By the way, find among 7! lines of meaningful text is very easy, take no more than 2 minutes. It seems that is all!

findings

Calculations on the CPU on 8 threads took me 10 hours. The computer puffed like a steam locomotive. Faced with difficulties more than once. First, there were heaps of errors inside the code, which after 10 hours gave an incorrect result.
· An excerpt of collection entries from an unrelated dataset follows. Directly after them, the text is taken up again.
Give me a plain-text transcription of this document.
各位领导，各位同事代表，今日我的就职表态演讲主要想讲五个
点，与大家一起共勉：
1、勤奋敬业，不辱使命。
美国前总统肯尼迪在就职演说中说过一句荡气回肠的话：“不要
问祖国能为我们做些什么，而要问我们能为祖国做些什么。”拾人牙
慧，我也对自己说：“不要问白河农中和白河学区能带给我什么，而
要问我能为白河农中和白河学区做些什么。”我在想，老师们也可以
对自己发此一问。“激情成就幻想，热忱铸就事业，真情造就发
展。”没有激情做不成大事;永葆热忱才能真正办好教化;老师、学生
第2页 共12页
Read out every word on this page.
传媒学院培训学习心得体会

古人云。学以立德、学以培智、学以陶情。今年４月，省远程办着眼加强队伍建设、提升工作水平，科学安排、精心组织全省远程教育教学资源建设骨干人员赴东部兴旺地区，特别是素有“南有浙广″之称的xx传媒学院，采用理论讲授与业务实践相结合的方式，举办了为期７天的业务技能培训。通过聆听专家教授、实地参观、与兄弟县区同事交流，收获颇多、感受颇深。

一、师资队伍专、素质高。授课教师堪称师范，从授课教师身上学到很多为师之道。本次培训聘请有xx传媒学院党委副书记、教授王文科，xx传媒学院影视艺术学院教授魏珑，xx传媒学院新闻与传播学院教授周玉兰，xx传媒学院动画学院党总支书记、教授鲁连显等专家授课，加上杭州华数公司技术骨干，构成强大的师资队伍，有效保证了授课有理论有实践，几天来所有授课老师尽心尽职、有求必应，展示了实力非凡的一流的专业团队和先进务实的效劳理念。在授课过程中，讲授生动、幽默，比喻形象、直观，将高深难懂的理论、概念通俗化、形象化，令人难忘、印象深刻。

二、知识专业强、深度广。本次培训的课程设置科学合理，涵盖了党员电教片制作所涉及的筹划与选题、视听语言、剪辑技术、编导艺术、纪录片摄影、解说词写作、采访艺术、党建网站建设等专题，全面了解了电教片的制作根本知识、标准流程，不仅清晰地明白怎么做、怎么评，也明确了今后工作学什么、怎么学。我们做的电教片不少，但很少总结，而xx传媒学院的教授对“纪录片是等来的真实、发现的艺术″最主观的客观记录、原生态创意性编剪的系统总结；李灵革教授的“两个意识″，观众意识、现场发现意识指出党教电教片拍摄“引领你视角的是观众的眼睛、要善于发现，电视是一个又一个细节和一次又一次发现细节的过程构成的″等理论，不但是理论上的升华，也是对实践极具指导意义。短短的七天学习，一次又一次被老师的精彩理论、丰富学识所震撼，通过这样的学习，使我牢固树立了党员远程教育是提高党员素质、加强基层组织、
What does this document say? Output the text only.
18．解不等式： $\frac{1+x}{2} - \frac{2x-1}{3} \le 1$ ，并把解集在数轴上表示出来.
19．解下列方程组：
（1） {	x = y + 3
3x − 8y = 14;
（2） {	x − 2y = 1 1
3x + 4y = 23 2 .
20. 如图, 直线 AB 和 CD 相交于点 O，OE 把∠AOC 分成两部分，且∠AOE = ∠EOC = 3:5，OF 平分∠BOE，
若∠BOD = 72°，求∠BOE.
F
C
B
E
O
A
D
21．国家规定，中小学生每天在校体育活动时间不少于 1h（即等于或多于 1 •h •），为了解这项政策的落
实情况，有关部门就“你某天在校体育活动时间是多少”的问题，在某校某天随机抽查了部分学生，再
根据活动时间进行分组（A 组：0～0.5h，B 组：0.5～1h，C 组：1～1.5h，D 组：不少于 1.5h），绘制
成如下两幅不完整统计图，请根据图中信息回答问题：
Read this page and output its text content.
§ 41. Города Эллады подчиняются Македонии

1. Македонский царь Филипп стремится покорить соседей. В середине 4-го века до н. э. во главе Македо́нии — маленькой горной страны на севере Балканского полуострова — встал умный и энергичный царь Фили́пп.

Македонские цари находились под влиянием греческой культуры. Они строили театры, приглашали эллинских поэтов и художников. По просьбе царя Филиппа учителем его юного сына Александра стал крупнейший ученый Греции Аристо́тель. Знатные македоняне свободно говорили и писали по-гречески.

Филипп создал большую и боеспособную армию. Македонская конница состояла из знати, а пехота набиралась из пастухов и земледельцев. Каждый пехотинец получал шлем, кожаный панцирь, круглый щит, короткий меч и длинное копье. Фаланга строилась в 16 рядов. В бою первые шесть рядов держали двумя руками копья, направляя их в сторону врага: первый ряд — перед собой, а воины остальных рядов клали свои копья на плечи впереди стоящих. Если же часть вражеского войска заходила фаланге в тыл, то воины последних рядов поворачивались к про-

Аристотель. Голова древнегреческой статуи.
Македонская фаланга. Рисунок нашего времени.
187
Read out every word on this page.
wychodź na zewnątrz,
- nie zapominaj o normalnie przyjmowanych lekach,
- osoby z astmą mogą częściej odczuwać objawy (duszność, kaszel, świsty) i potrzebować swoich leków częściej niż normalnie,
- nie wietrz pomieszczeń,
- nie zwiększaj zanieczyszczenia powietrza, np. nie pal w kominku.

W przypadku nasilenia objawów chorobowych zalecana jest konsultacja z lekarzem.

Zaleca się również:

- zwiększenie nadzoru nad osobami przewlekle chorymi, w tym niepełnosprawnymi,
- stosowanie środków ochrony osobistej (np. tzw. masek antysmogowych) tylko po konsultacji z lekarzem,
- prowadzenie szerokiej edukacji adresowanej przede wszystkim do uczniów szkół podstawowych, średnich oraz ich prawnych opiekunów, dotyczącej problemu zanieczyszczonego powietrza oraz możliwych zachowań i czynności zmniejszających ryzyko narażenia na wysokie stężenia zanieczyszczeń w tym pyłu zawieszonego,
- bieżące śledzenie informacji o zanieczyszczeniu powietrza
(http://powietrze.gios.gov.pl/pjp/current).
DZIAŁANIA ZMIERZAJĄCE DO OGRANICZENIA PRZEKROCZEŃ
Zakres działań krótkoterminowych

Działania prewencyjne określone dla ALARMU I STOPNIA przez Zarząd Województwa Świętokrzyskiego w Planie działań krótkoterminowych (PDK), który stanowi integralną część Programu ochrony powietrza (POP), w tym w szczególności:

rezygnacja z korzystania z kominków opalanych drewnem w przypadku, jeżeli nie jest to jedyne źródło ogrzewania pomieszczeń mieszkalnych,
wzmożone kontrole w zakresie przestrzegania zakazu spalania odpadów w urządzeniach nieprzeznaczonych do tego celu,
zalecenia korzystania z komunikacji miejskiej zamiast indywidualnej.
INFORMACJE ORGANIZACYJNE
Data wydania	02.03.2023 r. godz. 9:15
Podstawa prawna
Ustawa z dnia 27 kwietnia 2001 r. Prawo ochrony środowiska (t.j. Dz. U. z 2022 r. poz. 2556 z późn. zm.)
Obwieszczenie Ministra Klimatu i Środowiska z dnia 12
Secondly, it was difficult to find a suitable criterion. Thirdly, the program was not given a good optimization (in this article I brought a piece of non-optimized code). With regard to the theoretical side of the question: Divide and conquer .

This article is a must-read for anyone interested in classical cryptanalysis. The technique is great for small texts when you do not apply your frequency analysis skills broadly. The “hard” method is recursive in the sense that it strongly depends on all previous results. For this reason, it cannot be parallelized (by the way, it cannot be optimized even if it is desired), but the method is dynamic and should lead to the correct result (in theory).

What in practice ? CUDA without him ! If I had my own titan farm (at least stuff 10), Hill’s cipher would have been ripped apart in less than a minute. The concept of parallel computing on CUDA, like a pack of hungry piranhas, does not give a chance to remain crypto-resistant to this encryption method, compressing time several thousand times. I am not a huge expert in this matter, but I almost do not doubt that this idea is easily implemented and I hope someone will implement it (if they really want to).

It's all! I hope my article will be just a little useful for you! Thanks for attention.